On 26 April 2019, Kenya took its avocado export drive to new heights by signing a Memorandum of Understanding on sanitary and phytosanitary measures to enable the export of the product to China.
The signing of the agreement, which makes Kenya the first African nation to export avocados to the Asian nation with a market of over 1.4 billion consumers, comes after a long and comprehensive approval process that included Chinese experts visiting Kenyan farmers. This is a big deal because China is an important and growing market in the global avocado sphere ranked as the ninth largest importer in 2018.

Kenya’s annual economic growth slowed to 4.9 percent in the first quarter of 2020 from 5.5 percent in the previous period. That was the slowest pace of expansion since the second quarter of 2017, as the uncertainty created by the coronavirus pandemic affected severely the country’s tourism sector as reflected in accommodation & food services (-9.3 percent vs 9 percent in Q4).

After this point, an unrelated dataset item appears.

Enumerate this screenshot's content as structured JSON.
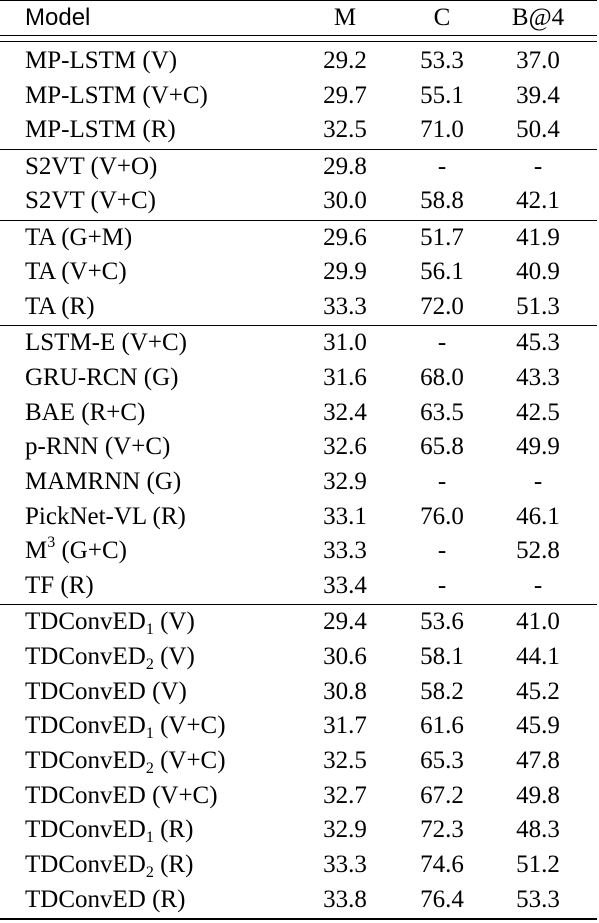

Avocados are among export crops in many countries since they are widely consumed in the US, Europe, and Asia

Kenya has done extremely well when it comes to accessing new markets and increasing its volumetric growth rate. This has substantially aided the growth of the avocado industry. Kenya is now Africa’s second largest avocado growing and exporting country in Africa, after South Africa. Kenya’s main competitors on the European market are South Africa, Israel, and Spain.

Avocados are widely used in Kenyan homes. They are used as baby feed, mashed and mixed in food (some peo ple cannot stand this), or used as dessert in homes and hotels as well. There are quite a number of avocado types grown all over the country. “Fuerte” is the leading export variety followed by “Hass” and a promising local selection. The Pinkerton avocado cultivar is also grown in Kenya although in way smaller quantities.

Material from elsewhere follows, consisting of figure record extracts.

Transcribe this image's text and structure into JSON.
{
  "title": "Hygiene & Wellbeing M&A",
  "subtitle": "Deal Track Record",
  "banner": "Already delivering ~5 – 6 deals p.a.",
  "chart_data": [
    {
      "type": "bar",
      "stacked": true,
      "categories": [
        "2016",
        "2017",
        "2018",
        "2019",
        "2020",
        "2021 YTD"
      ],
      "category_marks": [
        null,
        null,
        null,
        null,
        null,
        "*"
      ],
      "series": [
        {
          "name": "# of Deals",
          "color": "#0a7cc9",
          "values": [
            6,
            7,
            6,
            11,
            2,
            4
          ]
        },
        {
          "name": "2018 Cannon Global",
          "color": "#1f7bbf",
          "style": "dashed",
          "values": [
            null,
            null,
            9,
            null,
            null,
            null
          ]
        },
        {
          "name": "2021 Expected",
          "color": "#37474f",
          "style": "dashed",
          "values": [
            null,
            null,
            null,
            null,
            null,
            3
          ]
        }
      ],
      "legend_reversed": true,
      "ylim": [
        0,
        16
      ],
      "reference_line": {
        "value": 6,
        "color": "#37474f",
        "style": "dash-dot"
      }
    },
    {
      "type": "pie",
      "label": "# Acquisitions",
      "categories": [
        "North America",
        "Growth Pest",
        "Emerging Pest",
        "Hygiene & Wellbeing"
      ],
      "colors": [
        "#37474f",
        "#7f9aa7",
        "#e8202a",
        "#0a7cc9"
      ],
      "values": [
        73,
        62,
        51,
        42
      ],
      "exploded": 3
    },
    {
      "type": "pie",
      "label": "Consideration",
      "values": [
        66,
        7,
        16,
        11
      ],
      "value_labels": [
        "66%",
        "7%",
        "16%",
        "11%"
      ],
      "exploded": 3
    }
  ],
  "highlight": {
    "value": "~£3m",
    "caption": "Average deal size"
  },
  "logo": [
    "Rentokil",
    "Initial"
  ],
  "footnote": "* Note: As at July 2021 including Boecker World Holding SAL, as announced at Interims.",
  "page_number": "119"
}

Hass avocado farming and other local varieties like Fuerte and the Pinkerton do well for both small scale and large scale farmers. Hass avocados are the best to start with as they take about 3 to 4 years to mature.

One Hass avocado seedling goes for about 150 Kenya shillings. Planting about 200 avocado seedlings in a land slightly large than an acre will give immense earnings once the fruits mature. The price of an avocado fruit usually ranges from 10 shillings to 30 shillings depending on factors such as grading.

During Covid-19 pandemic, Kenya made record sales from avocado exports. The industry has generated revenue for Kenya as it struggles to maintain the economy. Kenya sold more than 58,400 tonnes of avocado to 42 countries in the first half of the year. It earned more than $75m (£59m) from the exports. Data from the Directorate of Horticulture and the Avocado Society of Kenya shows that sales almost topped the total quantity sold last year.